Маленький шкет, он стоял на цыпочках, едва дотягиваясь до застекленного отверстия-кругляша в двери, через которое надзиратели наблюдали, так сказать, за жизнью в камере. Роману даже стало жалко Писку, и он в душе покаялся, что попусту сцепился с ним. Ну, крутится, ну, смотрит – кому же помешал человек! И этот прилип к нему…
К счастью, Зюзик сам отвернулся от Писки, не желая больше выяснять подробности «кражи века». Он валялся на своей постели и смотрел в пол, точно соображая: «Свободу прошляпил: в бегах стреножили, как Сивку, теперь самое время подумать о том, как жить дальше. В камере. Здесь пространства нет, но жизнь… Сама мысль о жизни разрывает голову».
Наступила тишина.
Роман отбросил затертый до дыр журнальчик, когда за дверью, от которой отскочил Писка, заскрежетали запором, раскручивая сложнейшую конструкцию замков. Наконец «кормушка» распахнулась, и в ней показалось добродушное, с ярким румянцем лицо Дуси-баландерши:
– Кушать будем? А, ребятки мои?
Дуся улыбалась.
– Будем, мамка, будем! – подлетел к «кормушке» Котенок, будто и не спал вовсе. Писка притих за его широкой спиной.
– Всегда рада вас покормить, работнички вы мои! – нежно выговаривалась Дуся. – Плотники вы мои, каменщики и слесаря! А ну, подавай миску!
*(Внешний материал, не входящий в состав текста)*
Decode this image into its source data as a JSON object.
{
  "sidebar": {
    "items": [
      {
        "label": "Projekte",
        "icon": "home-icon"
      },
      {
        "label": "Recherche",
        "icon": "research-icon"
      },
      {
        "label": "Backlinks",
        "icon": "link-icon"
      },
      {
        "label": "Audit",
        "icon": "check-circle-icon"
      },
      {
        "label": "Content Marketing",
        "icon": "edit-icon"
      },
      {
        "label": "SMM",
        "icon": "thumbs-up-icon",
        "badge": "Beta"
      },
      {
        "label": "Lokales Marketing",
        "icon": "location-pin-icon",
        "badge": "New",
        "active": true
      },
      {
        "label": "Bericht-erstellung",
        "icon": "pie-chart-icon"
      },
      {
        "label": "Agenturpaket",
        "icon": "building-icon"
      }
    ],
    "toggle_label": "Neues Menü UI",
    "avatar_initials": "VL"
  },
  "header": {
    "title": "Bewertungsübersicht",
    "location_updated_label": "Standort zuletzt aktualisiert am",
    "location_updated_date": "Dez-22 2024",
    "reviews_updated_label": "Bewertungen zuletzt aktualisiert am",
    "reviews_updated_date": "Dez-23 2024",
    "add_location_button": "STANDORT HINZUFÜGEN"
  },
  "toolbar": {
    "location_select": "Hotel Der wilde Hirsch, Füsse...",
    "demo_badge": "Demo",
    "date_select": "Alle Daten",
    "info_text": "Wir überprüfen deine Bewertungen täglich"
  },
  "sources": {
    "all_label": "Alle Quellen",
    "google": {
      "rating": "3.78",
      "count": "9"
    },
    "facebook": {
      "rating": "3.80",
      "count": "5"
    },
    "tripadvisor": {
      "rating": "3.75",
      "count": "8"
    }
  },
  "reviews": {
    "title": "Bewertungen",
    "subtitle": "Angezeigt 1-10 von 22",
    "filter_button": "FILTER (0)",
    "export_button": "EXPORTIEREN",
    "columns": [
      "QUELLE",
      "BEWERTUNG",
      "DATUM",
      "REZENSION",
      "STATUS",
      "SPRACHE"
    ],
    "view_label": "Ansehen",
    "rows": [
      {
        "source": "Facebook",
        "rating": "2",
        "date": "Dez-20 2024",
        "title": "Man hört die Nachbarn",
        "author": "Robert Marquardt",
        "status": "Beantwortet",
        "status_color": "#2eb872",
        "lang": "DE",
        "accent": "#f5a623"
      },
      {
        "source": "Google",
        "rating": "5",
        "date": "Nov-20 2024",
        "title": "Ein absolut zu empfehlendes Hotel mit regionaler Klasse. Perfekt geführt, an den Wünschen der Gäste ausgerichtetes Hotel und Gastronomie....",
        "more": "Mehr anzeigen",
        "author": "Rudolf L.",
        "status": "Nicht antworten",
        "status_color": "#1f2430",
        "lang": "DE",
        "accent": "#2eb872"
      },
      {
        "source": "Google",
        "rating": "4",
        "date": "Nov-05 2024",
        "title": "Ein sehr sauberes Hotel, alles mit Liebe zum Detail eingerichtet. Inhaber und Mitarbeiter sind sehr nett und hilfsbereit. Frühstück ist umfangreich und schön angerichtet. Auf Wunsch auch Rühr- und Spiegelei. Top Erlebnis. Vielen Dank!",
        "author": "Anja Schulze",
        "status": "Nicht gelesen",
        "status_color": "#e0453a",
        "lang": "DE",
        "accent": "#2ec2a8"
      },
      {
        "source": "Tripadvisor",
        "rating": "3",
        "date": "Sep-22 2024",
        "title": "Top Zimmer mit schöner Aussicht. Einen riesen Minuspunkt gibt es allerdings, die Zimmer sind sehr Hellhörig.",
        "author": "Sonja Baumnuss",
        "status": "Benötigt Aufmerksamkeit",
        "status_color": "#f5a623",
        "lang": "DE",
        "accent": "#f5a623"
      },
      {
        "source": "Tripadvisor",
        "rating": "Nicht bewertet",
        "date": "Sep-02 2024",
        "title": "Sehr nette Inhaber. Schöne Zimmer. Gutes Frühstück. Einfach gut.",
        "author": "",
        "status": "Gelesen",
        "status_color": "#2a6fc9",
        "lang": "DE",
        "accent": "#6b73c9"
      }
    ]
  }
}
Запарившаяся от беготни, Дуся потянулась за черпаком. Белые ее груди едва не вывалились из разреза блузки… Но и так было видно, что бывшая кассирша не думала даже терять своих внешних данных. Срок сроком, а товар… Работая в тюремной хозобслуге, она не прокурилась насквозь, как проживающие с ней в камере девицы, не высохла в думах о приближающейся свободе, которая должна была окатить ее через полгода.